The Russian Federation is not sustainable in its current form, Lilia Shevtsova says. “It is the last empire of its type in the 21st century, and it cannot respond to a single contemporary challenge.” Consequently, it “is on the road to the cemetery” but just when is impossible to say.
In an interview with Belaruspartisan.org, the Moscow political analyst says that the Kremlin is very good at political manipulation, “but the Russian Federation is not a stable state. Sooner or later, Russia will repeat the path of the Ottoman Empire or Austro-Hungary… which fell apart a century ago.”
She argues that Russia must “find a civic form for Russian nationalism and convert itself into a nation state. On this,” she says, “depends stability on the entire Eurasian space.” But at present it is not very clear exactly how Moscow will manage this or whether it can manage it at all.
In comments on Russia’s Day of National Unity which in recent years has featured marches by Russian nationalists and worries about their strength, Shevtsova points out that “until 2013,” there were among many Russian nationalists many “anti-Putin and anti-Kremlin attitudes.”
The war in Ukraine and the appearance of the idea of “a Russian world” hit at these democratic inclinations among Russian nationalists, she continues, noting that “even the democratic wing of Russian nationalism became a means and an instrument of restoring the empire. Nationalism on behalf of the empire.”
With regard to Ukraine, Shevtsova says, “it is perfectly obvious that Putin has recognized that the Russian policy [there] has reached a dead end” and that more violence now would be counterproductive with Putin’s purposes to “force the West to accept Russian rules of the game in this region” and allow the Kremlin leader to “keep Ukraine in a gray frontal zone.”

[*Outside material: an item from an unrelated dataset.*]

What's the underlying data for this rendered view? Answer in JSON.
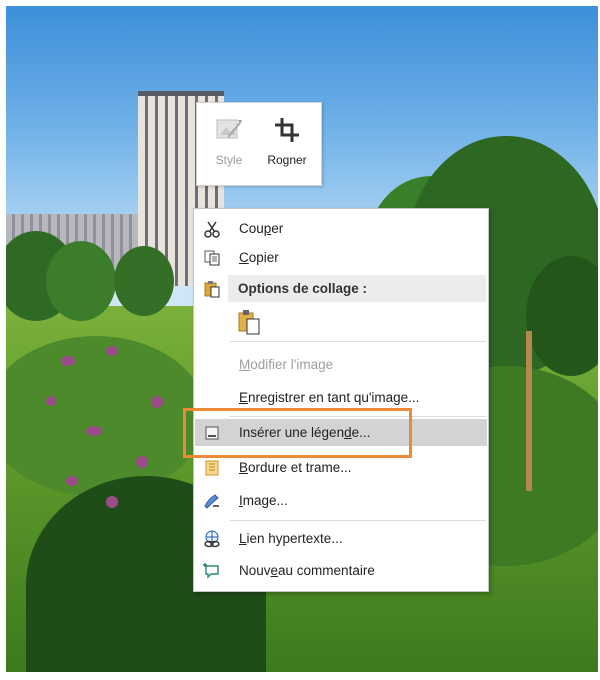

“Unfortunately, the West now has many of its own headaches,” with German Chancellor Angela Merkel wanting to “solve the problem of Ukraine on the basis of the principle of that country’s territorial integrity, with the exception of Crimea.” But her other problems give her less room to continue to press for this.
Given that, Putin may decide to use force. “Escalation is possible at any moment,” Shevtsova says. And it could even occur “despite his wishes because Moscow cannot control everything in the Donbas.”
But one thing is clear: the Novorossiya project has been shut down for the time being, not so much because of the West but “for another reason: playing with Russian nationalism and ‘in the Russian world’ can in a horrifying way turn against Russia,” Shevtsova points out.
Indeed, “Russian nationalism of an ethnic type or a fascist type represent a bomb under the Russian Federation.” It can only be approached “very carefully” given the “very serious consequences” it can have for the future of the country. And that makes a Moscow drawback in the Donbas especially difficult.
Putin’s efforts to leave Ukraine and reduce the level of open conflict in the Donbas have already led to “confusion in the ranks of the Russian nationalists,” the Moscow analyst says. “And we still do not know in what direction this varied mass of people will go.” But obviously the Kremlin is worried about the militants coming home.
There are obviously several things the Russian government might try, she continues. It might simply shoot them at the border as it did Soviet soldiers who wanted to retreat during World War II. Or it might find another place for the energies of the Russian world to go – possibly Syria or even Central Asia.
But whatever course Putin decides upon – and it is hard to specify because his only strategy is to survive until the next day, Shevtsova argues – it will be very difficult for his Russia to escape from the paradigm of war into which the Kremlin has led the country.